Je voudrais bien savoir où est Mme Berniè[res] et ce que fait le chevalier anglais des Alleurs [vi]. Mais surtout parlez-moi de vous à qui je m'intéresserai toute ma vie avec toute la tendresse d'un homme qui n'a rien de mieux à faire au monde qu'à vous aimer.[vii] »
i Le 2 mai, en anglais, à Thiriot : « … il faut que vous alliez chez M. Hérault, le lieutenant de police ; je lui ai déjà envoyé un exemplaire de La Henriade, en le priant instamment de faire saisir tous ceux qui pourraient se glisser en France avant que j'aie reçu du gouvernement la permission de publier ce livre... » ; Thiriot doit aussi « implorer » l'appui de Hérault contre l'édition « pirate » entreprise en France.
ii La critique de Faget ; cf. lettre au Daily Post du 31 mars.
iii = Je hais la foule profane et la tiens à l'écart.
iv Le 2 mai, à Thiriot , il demande de s'entendre avec un libraire français réputé si une permission était accordée : « il faut que le libraire fasse deux éditions, l'une in-quarto pour mon propre compte, et une autre in-octavo à votre profit. » Thiriot se déroba.
v Effectivement, il ne fera pas une simple traduction de l'Essay ; cf. lettre à Swift du 25 décembre 1727.

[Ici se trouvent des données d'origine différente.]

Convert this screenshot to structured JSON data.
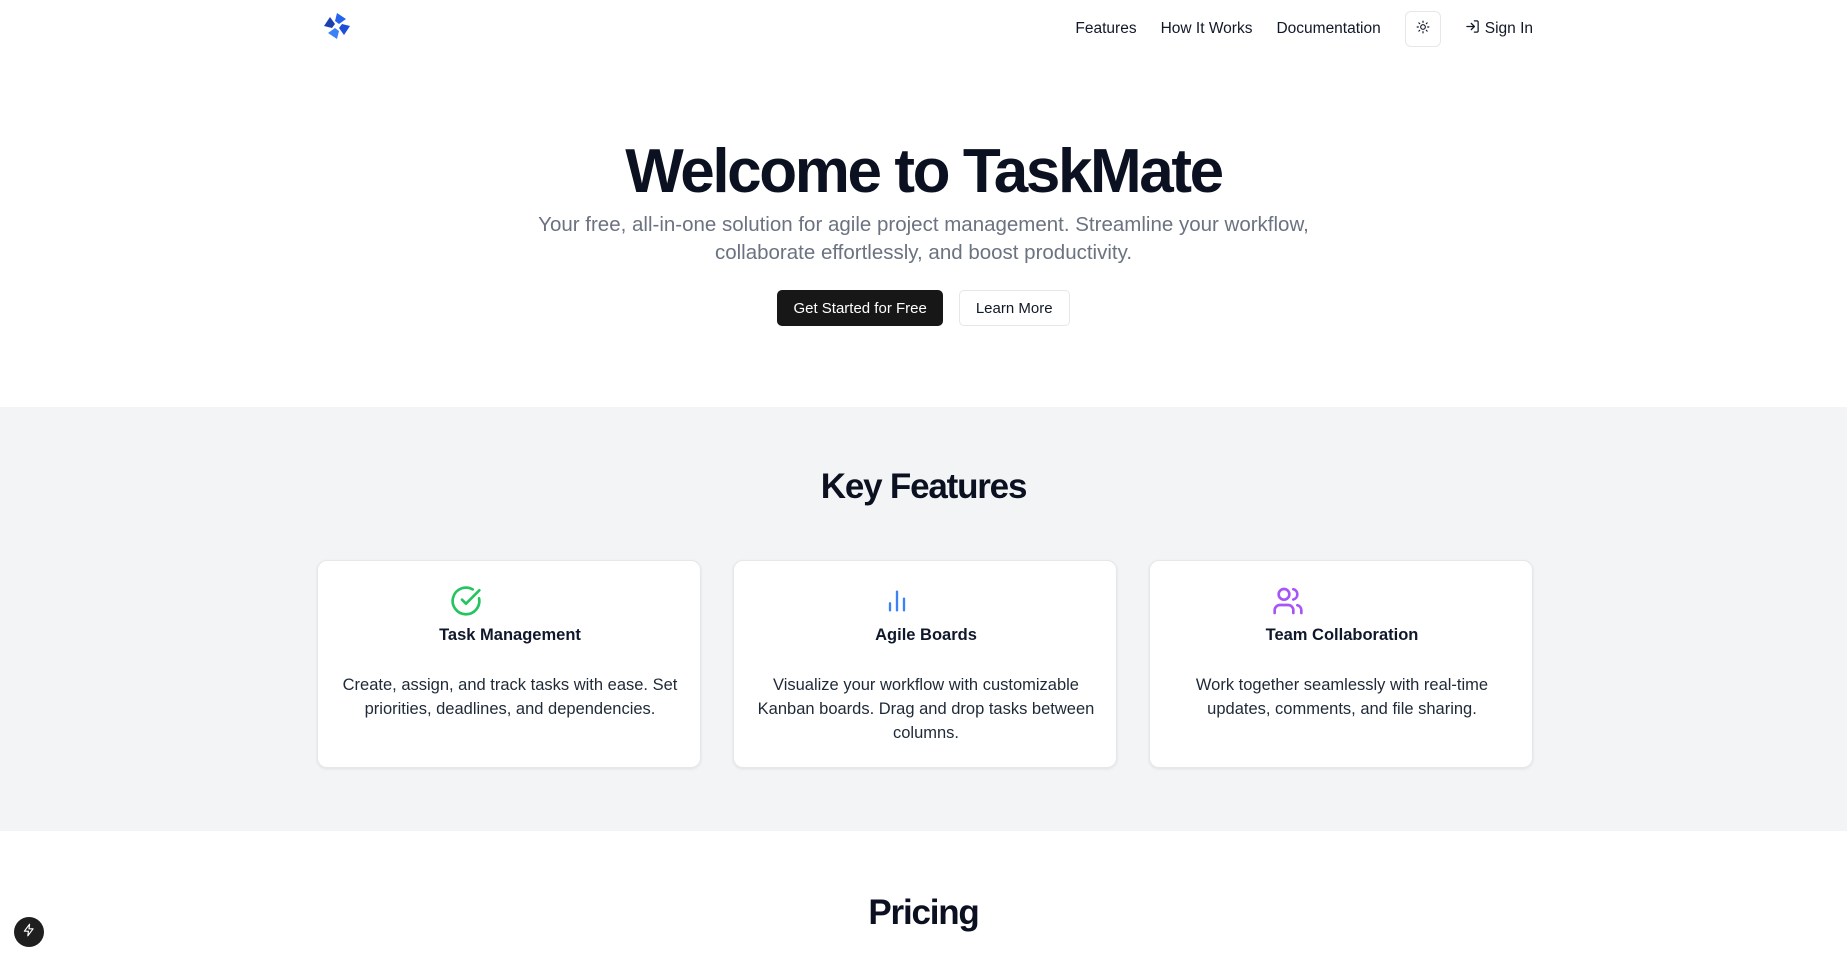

vi A des Alleurs, en anglais, en avril : « Vous qui êtes un parfait Britannique, vous devriez passer la manche et venir nous trouver. Je vous assure de nouveau qu'un homme de votre caractère ne serait pas mécontent d'un pays où chacun n'obéit qu'aux lois et à sa fantaisie. »
vii Dernière lettre d'Angleterre connue (1990) ; V* aurait eu quelques fâcheuses affaires à la fin de son séjour et serait parti en octobre-novembre, furieux contre les Anglais selon Lord Peterborough.